A volcano named Sapas Mons dominates this computer-generated view of the surface of Venus.The simulated hues are based on color images recorded by the Soviet Venera 13 and 14 spacecraft. NASA/JPL

Venus, to put it mildly, is a pretty inhospitable place. The second rock from the sun is not only the hottest one in our solar system — with temperatures reaching up to almost 900 degrees Fahrenheit — it is also shrouded in a hellish heat-trapping atmosphere of carbon dioxide and boiling sulfuric acid, one that is so thick that it makes the pressure at the surface about 90 times higher than that on Earth.

All in all, Venus is not the kind of planet you want to be caught on with your loafers off.

That is why, the prudent course of action for those seeking to explore our not-so-friendly neighborhood planet is to send robotic probes that can land on its surface and beam back signals.

However, these missions face an obvious hurdle — simply put, Venus wastes no time in frying the brains of computers on board the landers. The record for the longest survival time for a lander on Venus is currently held by Soviet Union’s Venera 13, which lasted for just over two hours (contrast this to the time spent by the Opportunity rover on Mars — just over 13 years).

Now, scientists at NASA’s Glenn Research Center in Cleveland, Ohio, have demonstrated the first prolonged operation of electronics in the harsh conditions found on Venus. Their research, published in the journal AIP Advances, show that these circuits can withstand the planet’s surface temperature and atmospheric conditions for a whopping 521 hours.

“We demonstrated vastly longer electrical operation with chips directly exposed — no cooling and no protective chip packaging — to a high-fidelity physical and chemical reproduction of Venus’ surface atmosphere. ... Both integrated circuits still worked after the end of the test,” lead author Philip Neudeck, an electronics engineer at the Glenn Research Center, said in a statement. “With further technology development, such electronics could drastically improve Venus lander designs and mission concepts, enabling the first long-duration missions to the surface of Venus.”
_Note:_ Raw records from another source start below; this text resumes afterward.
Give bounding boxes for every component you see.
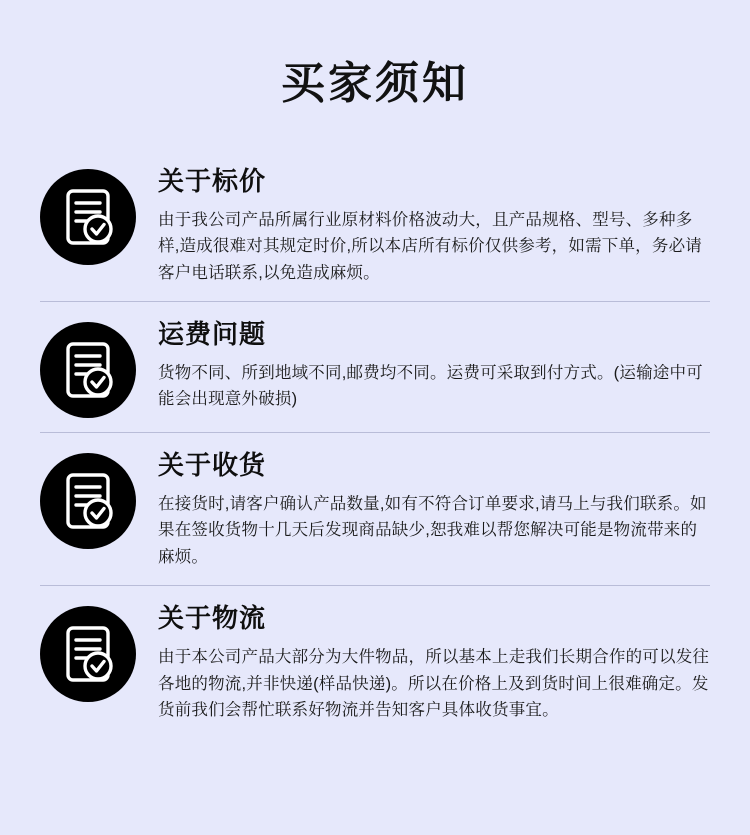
document-check-badge-icon: [40, 453, 136, 549]
list-item: [40, 159, 710, 301]
list-item-title: 运费问题: [158, 318, 267, 349]
list-item-text: 由于本公司产品大部分为大件物品，所以基本上走我们长期合作的可以发往各地的物流,并非快递(样品快递)。所以在价格上及到货时间上很难确定。发货前我们会帮忙联系好物流并告知客户具体收货事宜。: [158, 647, 710, 720]
list-item-title: 关于物流: [158, 602, 267, 633]
list-item-body: [158, 602, 710, 724]
list-item-body: [158, 165, 710, 287]
document-check-badge-icon: [40, 606, 136, 702]
list-item: [40, 585, 710, 738]
list-item-text: 在接货时,请客户确认产品数量,如有不符合订单要求,请马上与我们联系。如果在签收货物十几天后发现商品缺少,恕我难以帮您解决可能是物流带来的麻烦。: [158, 494, 707, 567]
list-item: [40, 432, 710, 585]
page-title: 买家须知: [281, 59, 469, 108]
notice-list: [0, 159, 750, 738]
list-item-body: [158, 318, 710, 413]
list-item-text: 货物不同、所到地域不同,邮费均不同。运费可采取到付方式。(运输途中可能会出现意外破损): [158, 363, 703, 409]
list-item-title: 关于收货: [158, 449, 267, 480]
list-item-text: 由于我公司产品所属行业原材料价格波动大，且产品规格、型号、多种多样,造成很难对其规定时价,所以本店所有标价仅供参考，如需下单，务必请客户电话联系,以免造成麻烦。: [158, 210, 702, 283]
list-item-title: 关于标价: [158, 165, 267, 196]
document-check-badge-icon: [40, 169, 136, 265]
document-check-badge-icon: [40, 322, 136, 418]
list-item-body: [158, 449, 710, 571]
list-item: [40, 301, 710, 432]
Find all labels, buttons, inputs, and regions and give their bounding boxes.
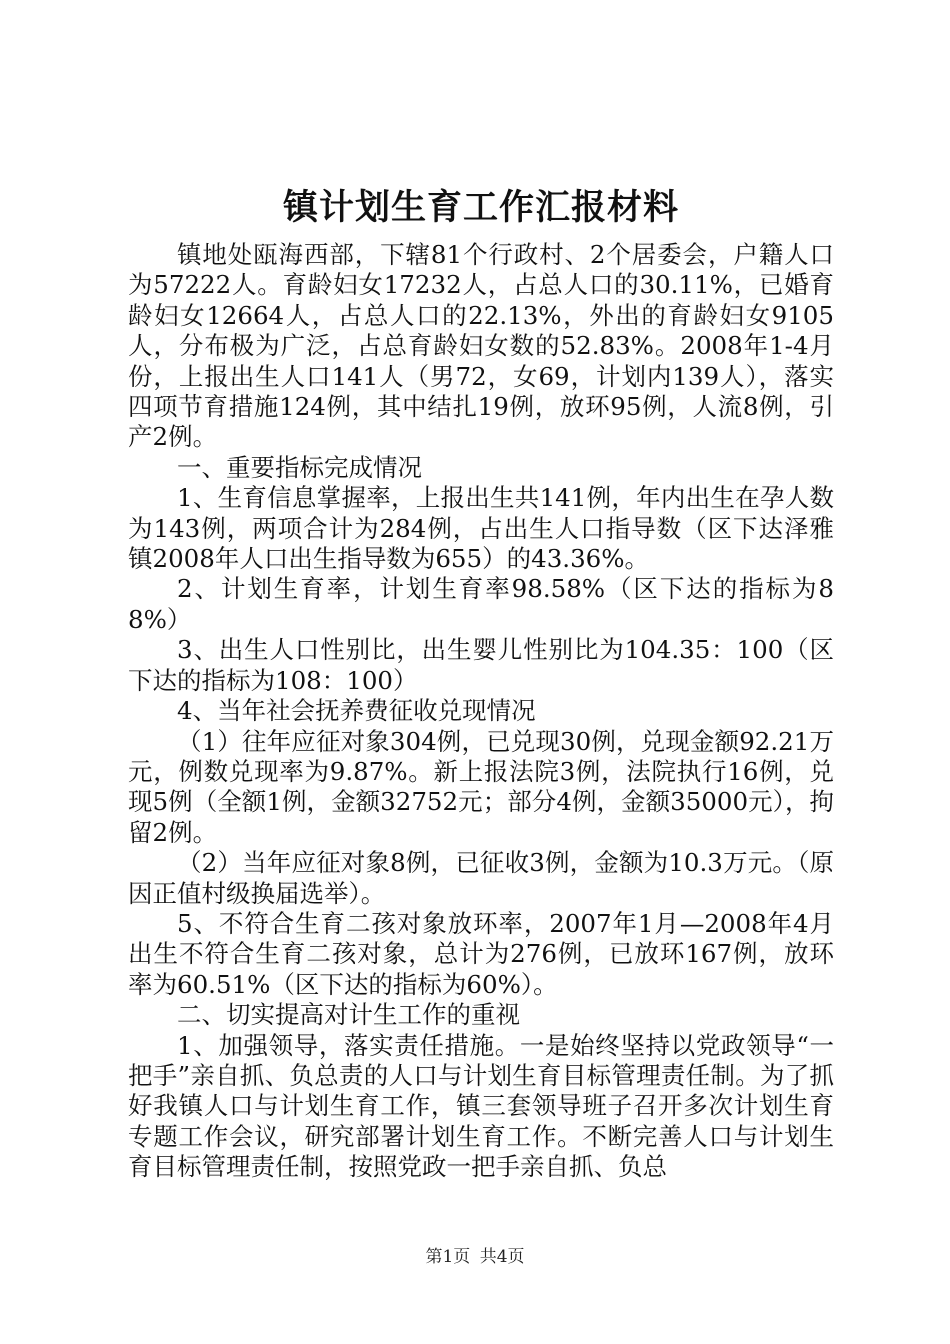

In order to achieve this breakthrough, the researchers made two key changes to the chips. First, instead of fashioning them out of silicon, which can only tolerate temperatures of up to 500 degrees Fahrenheit, they used electronics based on silicon carbide — a material that retains its semiconducting properties even when subjected to high temperatures. And second, they used exotic compounds to create robust interconnects — the wires that connect the components of an integrated circuit — that can survive on Venus.

“This work not only enables the potential for new science in extended Venus surface and other planetary exploration, but it also has potentially significant impact for a range of Earth relevant applications, such as in aircraft engines to enable new capabilities, improve operations, and reduce emissions,” Gary Hunter, principle investigator for Venus surface electronics development at the Glenn Research Center, said in the statement.